6)Doctors generally AREN’T interested in sleep / routines / naps etc (harsh but true) – they are interested in physical symptoms: she seems to be in pain (manifested as screaming), allergic type symptoms, the blue lips (this worried me – what did they say about that?), whether there are any problems with her weight gain / development. Make videos of symptoms to show them. They also aren’t terribly interested in you and will use the, “we’re getting no sleep” line to excuse fobbing you off as not coping / an over-anxious mum (Sorry - am being such a cynic!). Make it clear it is about HER, with the implications to you coming second (I am by no means discrediting how awful you must feel, this is just how to ‘spin’ it for maximum effectiveness).
7)Make sure you are clear about what they are saying. You have been told to use CC – so ‘verify’ with the doctor, “Despite the fact my daughter appears to be in severe pain, and nothing has been done to change that, you suggest I just leave her to cry? Surely that won’t make any difference?”… Make sure you pin them down on what they think is going on. TAKE NOTES in the consultation and ask them to send you a copy of the clinic letter that goes to your GP) so you have it all in writing. I don’t mean to sound terribly disrespectful to paediatricians and GPs (I am neither) but, in my experience, I think sometimes it is hard to be taken seriously as a first time mum. Had I had confidence that it wasn't something wrong with me / my inability to cope, I would have pushed much harder for earlier interventions.

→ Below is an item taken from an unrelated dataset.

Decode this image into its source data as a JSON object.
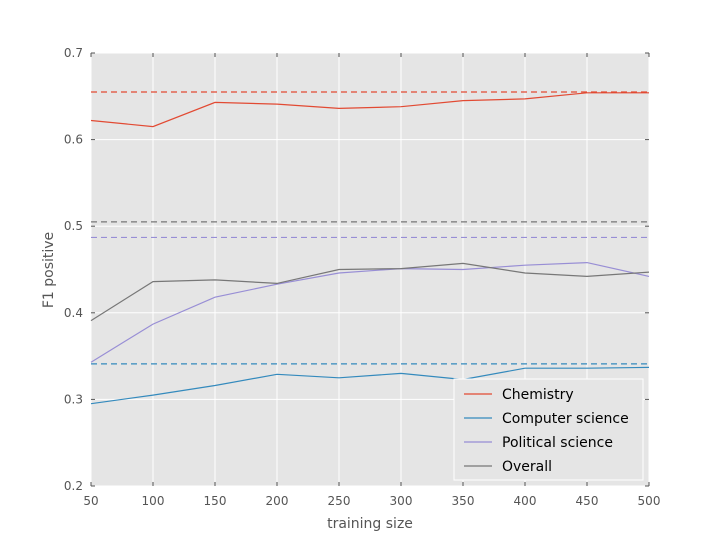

It is REALLY hard – the hardest thing I have ever had to cope with. And I had the advantage of medical knowledge and a best friend who was a paediatrician. But there are lots of ways to make them better (and, as a last resort, they do all grow out of reflux). One thing I have learned is that, as long as you are relatively well-informed / have realistic expectations, if something seems really wrong it probably is really wrong and needs something done about it.

But I cannot tell you how good life is now she is properly treated. A slight double-edged sword is that, like you, she won’t tolerate a spoon going anywhere near her and apparently has no interest in solids whatsoever… So, after moving heaven and earth to breastfeed her this long, she now won’t stop and it looks like we’ll be carrying on until she is 14. Oh well…

Best of luck x

(Goodness, have made up for not posting for so long with the length of this one. But hope it is helpful?!)

minipie Fri 05-Apr-13 21:01:00

Christ, poor you and poor dd. I think you need stronger reflux drugs (omeprazole) and nonallergenic formula - nutrimagen or (better) neocate.

if you can't get these things prescribed, or at least not immediately, you could in the meantime buy some nutrimagen/neocate and try it for a few days - it's available without prescription, just pricey. I'd cut out other food for those few days too.

stargirl1701 Mon 08-Apr-13 14:37:07

Hi folks. Well, DH fell ill with a stomach ailment so it's been fun here! grin

DD has been sleeping gringringringrin

We're getting 3-4 wakings per night which is much improved on 10-12! U haven't seen a huge difference in her reflux with the new dose of Ranitidine but her eczema has virtually disappeared with the stronger steroid. It has made me wonder if the writhing she was doing was 'itching' rather than gastric distress.

So, no need for CC! We have used our phones to make sure we give her a few minutes to self settle in the night. Max time 2 mins. And, she has! Not always, but sometimes.

So, some positives.

Thank you all for your advice and support. I may need it again, of course... grin

stargirl1701 Mon 08-Apr-13 17:15:38

She's come down with something this afternoon. Just sleeping and eating. Poor wee thing.